The dogfood run proves executable-equivalent default behavior without quota burn:

• cr --version reported cr 0.9.8.
• Plain cr in a PTY rendered the TUI composer, dispatched fake-engine turns, showed idle and working, rendered fake-stream-1 through fake-stream-3, opened the FakeTool permission overlay, accepted denial, and rendered fake-permission-denied.
• .coreroom/messages.jsonl gained turn_dispatched, role_spoke, and permission_denied events with real turn ids.
• cr console --live-room opened the executable TUI room.
• cr console and cr console --snapshot remained read-only dashboard paths.
• make readme-images regenerated docs/images/boot-dashboard.png, docs/images/work-cards.png, and docs/images/control-room-console.png; only boot-dashboard.png changed with v0.9.8 splash copy.

Changed Files Summary

• Runtime/config: src/adapter/fake.rs, src/adapter/mod.rs, src/repl.rs, src/main.rs, src/config*.rs, src/engines.rs, init/splash labels.
• Dogfood/docs: scripts/dogfood-v09-user-cases.py, v0.9 dogfood docs, README, CHANGELOG, development notes, proposed amendment note.
• Release metadata/assets: Cargo/npm versions to 0.9.8, src/lib.rs docs root, splash content, README image.

Risks and Remaining Gaps

• Fake-engine dogfood proves CoreRoom runtime/TUI/permission/durable-event plumbing, not real vendor CLI authentication or model behavior.
• The fake engine is intentionally hidden from normal engine help and rejected unless the env gate is set.
• macOS Unix socket path length is covered by the dogfood harness using a short /tmp/cr-v09-* project path.

Rollback Plan

Revert this PR to restore plain cr to the previous default path, remove the fake engine adapter, and restore the previous v0.9.7 docs/assets.

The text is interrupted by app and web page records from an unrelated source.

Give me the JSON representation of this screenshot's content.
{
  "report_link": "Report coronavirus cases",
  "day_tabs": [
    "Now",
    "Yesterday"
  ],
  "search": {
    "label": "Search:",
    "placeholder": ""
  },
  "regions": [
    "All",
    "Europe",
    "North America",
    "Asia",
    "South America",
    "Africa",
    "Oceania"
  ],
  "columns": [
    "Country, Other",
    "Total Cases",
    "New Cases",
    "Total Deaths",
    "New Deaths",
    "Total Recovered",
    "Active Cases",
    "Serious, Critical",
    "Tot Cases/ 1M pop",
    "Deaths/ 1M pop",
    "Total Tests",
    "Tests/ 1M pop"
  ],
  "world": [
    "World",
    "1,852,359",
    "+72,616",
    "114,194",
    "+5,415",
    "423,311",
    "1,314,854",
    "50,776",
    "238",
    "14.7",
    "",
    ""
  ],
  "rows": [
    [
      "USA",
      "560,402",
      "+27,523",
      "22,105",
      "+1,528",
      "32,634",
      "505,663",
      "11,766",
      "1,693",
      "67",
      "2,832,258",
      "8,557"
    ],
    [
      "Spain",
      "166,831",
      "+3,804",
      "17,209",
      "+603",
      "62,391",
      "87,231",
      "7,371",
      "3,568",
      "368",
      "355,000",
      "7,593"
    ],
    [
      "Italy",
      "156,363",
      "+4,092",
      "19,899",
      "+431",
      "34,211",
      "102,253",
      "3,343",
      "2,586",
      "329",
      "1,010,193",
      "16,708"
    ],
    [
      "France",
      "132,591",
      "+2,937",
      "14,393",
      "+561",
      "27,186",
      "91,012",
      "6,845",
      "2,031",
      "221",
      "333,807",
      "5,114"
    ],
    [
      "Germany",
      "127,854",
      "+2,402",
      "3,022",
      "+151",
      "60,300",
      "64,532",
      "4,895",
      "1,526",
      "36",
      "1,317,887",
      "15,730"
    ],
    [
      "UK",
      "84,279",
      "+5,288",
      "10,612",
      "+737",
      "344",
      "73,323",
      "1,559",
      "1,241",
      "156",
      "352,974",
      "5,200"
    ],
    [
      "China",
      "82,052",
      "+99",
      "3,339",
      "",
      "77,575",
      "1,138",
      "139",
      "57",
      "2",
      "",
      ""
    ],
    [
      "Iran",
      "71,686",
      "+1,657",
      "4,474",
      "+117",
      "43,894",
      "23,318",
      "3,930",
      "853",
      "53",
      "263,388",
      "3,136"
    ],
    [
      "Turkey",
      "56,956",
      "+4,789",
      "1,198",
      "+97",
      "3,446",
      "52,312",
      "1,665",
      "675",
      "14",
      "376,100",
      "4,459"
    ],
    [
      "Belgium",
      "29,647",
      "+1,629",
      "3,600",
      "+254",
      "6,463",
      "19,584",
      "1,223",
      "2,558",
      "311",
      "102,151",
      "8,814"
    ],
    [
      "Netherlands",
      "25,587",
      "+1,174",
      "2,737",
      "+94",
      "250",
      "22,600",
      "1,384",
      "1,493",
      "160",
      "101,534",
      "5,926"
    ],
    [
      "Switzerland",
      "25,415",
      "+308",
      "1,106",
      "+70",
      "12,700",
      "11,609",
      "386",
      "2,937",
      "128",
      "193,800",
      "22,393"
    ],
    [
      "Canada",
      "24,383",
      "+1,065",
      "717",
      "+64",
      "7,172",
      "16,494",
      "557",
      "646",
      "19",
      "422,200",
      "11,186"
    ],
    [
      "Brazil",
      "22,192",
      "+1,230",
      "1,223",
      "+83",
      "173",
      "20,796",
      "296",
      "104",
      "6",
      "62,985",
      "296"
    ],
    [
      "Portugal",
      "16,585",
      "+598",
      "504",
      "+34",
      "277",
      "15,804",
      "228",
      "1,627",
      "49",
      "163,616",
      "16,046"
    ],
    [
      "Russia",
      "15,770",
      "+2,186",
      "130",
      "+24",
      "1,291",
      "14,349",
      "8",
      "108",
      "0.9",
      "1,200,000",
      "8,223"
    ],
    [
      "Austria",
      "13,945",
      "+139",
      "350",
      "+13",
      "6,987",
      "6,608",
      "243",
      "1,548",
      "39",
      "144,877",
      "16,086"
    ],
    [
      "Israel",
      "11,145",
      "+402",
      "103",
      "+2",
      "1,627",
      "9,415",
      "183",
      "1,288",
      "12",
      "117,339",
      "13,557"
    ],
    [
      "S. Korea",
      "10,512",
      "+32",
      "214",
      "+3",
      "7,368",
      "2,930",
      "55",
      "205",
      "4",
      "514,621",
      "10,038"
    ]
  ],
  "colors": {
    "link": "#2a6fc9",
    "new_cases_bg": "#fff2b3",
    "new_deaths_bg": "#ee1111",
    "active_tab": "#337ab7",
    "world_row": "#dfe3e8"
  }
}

If only the TUI default is problematic, revert the run_console_first_default change and leave cr console --live-room as the explicit executable TUI entrypoint.

Tracker Update

After merge, update #320:

• Check AC-6: deterministic fake-engine PTY dogfood now proves runtime dispatch, streaming, permission prompt, completion, and durable transcript state.
• Check AC-7: plain cr now defaults to the executable full-screen TUI room.
• Progress ledger: add this PR with validation evidence above and note remaining risk is authenticated vendor-engine dogfood only.
• Close v0.9.x: implement true full-screen runtime parity before making live room default #320 once the tracker body reflects AC-1 through AC-7 complete.